Google Has Officially Eaten the Newspaper Industry

Google ad revenue vs. print media

In the first six months of 2012, Google raked in more ad revenue than U.S. print newspapers and magazines combined.

Statista / Creative Commons

Five years ago, I sat in an auditorium at Stanford University and listened to Marissa Mayer explain how much Google cared about the financial fortunes of the newspaper industry. Here’s an excerpt from the Stanford News Service report about the panel discussion, in which Mayer, then Google’s director of search and user experience, joined old-media bigwigs like the New York Times’ Bill Keller to ruminate on the future of journalism:

Mayer, as the lone panelist from a purely web-based company, spoke of depending on trusted content providers like those seated beside her and of having a stake in seeing their news organizations prosper financially so reporters and editors can continue to be paid to produce quality stories. … “For us, it’s really about partnering with content providers and ultimately finding distribution and monetization channels for them.”

The newspaper industry was willing to play along, if only for lack of a better idea. Gary Pruitt, then the CEO of McClatchy Newspapers and now CEO of the Associated Press, said, “We take comfort from Charles Darwin’s observation that it’s not the strongest species that survives, nor the most intelligent, but the ones most responsive to change. We just need to be adaptable.”

Flash forward half a decade, and it turns out that newspapers weren’t the strongest, the most intelligent, or the most adaptable. They’ve continued to churn out the same content while watching their advertisers steadily flee for sites like Craigslist, Yahoo, the Huffington Post/AOL, Facebook, and yes, Google. Some European papers today are belatedly trying to band together to prevent Google from displaying their headlines without paying royalties.* There’s no guarantee that such a scheme would have worked even in 2007, given the Internet ethos that information wants to be free. But it might have had a better chance then than today.

The chart above, from Statista’s Felix Richter, plots Google’s digital advertising revenue against the print advertising revenue of all U.S. newspapers and magazines.
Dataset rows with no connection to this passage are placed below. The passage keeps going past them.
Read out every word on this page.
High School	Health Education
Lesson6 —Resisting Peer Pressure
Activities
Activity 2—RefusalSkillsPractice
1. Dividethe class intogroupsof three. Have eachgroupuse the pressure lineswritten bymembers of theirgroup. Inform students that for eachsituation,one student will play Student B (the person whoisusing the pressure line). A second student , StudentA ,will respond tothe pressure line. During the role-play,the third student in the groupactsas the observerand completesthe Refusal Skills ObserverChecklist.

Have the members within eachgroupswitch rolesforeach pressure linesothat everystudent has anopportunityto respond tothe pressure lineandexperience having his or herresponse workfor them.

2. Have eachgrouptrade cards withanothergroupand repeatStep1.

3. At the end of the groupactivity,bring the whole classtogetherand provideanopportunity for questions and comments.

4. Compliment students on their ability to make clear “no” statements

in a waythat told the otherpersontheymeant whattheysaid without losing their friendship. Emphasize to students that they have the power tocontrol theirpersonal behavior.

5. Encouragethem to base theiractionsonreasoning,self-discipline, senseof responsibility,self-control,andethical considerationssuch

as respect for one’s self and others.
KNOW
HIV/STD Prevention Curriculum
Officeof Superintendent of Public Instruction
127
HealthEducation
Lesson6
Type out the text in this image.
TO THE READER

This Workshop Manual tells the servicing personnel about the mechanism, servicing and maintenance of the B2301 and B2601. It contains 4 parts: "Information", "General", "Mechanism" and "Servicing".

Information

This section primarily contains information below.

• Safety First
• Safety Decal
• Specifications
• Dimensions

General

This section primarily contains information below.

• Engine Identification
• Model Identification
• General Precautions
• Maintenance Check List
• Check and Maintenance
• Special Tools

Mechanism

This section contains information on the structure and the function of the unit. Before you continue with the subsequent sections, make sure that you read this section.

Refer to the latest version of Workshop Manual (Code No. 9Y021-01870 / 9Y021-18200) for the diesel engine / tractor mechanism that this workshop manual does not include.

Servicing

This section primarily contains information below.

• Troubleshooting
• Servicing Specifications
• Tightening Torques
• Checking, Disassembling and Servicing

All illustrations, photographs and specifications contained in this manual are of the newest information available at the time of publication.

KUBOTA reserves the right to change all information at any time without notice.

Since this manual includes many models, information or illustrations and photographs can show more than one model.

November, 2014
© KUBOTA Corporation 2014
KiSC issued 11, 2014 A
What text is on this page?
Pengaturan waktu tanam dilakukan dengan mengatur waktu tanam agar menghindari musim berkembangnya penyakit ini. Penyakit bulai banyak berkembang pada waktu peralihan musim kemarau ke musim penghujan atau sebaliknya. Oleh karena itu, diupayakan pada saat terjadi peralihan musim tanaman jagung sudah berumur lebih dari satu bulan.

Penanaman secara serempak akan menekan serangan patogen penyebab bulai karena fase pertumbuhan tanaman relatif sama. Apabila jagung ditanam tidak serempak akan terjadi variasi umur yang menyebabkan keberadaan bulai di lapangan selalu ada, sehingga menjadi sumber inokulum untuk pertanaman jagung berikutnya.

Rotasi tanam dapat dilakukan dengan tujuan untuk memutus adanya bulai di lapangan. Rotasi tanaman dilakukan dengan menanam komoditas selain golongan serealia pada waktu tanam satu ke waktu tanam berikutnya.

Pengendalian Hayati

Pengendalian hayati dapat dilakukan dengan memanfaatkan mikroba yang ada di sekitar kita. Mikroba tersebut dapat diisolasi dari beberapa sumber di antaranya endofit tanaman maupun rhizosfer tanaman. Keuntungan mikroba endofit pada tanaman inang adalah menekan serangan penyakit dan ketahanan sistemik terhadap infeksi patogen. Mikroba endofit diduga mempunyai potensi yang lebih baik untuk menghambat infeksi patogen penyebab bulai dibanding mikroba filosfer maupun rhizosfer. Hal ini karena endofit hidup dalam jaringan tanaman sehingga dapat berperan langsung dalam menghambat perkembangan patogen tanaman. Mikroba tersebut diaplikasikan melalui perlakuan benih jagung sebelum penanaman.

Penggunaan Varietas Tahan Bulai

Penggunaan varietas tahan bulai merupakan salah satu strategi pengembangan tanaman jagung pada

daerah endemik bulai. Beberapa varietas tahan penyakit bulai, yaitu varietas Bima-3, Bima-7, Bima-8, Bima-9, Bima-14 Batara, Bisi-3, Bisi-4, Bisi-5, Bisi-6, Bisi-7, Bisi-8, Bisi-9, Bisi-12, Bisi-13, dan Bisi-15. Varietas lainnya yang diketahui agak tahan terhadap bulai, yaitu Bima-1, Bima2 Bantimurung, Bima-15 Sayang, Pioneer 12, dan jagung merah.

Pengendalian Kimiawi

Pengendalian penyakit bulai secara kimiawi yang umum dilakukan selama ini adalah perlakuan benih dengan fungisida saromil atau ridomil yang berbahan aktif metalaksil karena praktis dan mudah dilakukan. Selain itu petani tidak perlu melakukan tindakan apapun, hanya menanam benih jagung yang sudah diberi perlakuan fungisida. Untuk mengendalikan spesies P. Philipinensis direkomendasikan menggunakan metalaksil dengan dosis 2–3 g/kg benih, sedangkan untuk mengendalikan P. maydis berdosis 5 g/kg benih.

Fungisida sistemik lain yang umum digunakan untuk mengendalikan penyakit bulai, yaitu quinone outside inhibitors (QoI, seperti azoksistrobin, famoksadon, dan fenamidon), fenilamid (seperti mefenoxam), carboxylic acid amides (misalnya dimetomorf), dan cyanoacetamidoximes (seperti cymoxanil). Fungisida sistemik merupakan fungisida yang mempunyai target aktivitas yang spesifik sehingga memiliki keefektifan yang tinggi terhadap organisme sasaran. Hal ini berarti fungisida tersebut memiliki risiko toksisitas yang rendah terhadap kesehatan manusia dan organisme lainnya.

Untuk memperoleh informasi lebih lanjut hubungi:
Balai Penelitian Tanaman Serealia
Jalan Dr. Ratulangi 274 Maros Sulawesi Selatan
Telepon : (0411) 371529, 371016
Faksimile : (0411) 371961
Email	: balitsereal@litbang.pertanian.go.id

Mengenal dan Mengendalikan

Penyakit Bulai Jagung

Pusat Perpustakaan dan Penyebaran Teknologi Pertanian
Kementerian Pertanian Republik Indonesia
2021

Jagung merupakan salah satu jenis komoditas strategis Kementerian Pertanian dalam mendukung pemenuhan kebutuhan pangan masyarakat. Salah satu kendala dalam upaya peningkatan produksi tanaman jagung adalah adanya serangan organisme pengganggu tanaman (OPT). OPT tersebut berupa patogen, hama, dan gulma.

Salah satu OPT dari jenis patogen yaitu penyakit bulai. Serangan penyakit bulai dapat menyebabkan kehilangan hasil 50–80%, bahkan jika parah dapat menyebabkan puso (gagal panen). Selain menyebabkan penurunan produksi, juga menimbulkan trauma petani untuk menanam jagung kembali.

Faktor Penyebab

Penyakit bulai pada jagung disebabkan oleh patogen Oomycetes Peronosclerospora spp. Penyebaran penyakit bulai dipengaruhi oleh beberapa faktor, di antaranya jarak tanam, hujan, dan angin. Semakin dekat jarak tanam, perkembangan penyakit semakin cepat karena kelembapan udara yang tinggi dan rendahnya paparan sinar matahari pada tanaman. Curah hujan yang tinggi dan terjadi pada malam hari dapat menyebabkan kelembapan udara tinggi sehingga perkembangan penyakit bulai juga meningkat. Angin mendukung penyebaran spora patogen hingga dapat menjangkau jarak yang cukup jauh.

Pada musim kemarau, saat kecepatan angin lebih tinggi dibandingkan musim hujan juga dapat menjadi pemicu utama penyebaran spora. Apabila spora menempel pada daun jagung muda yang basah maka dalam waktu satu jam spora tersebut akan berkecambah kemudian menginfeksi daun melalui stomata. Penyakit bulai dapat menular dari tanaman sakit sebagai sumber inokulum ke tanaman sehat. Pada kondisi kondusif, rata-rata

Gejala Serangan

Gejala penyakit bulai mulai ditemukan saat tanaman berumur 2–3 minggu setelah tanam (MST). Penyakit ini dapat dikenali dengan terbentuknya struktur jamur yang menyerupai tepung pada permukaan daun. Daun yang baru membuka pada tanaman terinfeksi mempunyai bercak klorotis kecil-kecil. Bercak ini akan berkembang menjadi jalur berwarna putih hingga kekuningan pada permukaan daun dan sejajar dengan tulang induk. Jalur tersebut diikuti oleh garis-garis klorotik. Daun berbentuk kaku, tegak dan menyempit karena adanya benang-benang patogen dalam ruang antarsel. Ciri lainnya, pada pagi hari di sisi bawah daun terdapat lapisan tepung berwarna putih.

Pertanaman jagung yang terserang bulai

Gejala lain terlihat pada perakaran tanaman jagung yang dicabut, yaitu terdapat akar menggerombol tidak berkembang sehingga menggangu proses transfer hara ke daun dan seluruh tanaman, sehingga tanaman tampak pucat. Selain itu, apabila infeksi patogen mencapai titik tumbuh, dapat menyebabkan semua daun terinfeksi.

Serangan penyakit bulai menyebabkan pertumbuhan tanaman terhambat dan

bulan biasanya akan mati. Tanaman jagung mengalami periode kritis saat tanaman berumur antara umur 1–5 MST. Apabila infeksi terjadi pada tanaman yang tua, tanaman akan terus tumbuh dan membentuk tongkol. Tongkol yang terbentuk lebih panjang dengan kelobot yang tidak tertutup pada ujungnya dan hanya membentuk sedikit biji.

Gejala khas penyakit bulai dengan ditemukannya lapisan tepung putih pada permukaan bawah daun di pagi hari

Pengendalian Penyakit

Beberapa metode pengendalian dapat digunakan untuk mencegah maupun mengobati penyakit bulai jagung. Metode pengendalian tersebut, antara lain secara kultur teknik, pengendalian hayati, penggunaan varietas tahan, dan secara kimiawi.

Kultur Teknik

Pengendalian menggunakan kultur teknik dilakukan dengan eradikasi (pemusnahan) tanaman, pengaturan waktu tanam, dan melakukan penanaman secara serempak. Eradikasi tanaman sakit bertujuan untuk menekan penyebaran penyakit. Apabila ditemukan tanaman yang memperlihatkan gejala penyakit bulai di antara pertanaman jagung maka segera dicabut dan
If Google and content providers are indeed “partners,” it’s pretty clear that one partner is getting a lot more out of the deal than the other. And as for that stake Google had in helping newspapers monetize online? Well, The Guardian’s Roy Greenslade estimates that Google’s total revenue also now exceeds that of the entire U.S. newspaper industry even when you count digital ads.

If Google did have a stake in the newspaper industry’s success, now might be a good time to go ahead and pull it out. The blood’s probably already dry.

*Correction, Nov. 13: This post originally stated that European papers are trying to prevent Google News from aggregating their headlines. In fact, they want compensation for headlines and links that appear in non-news search results, as well.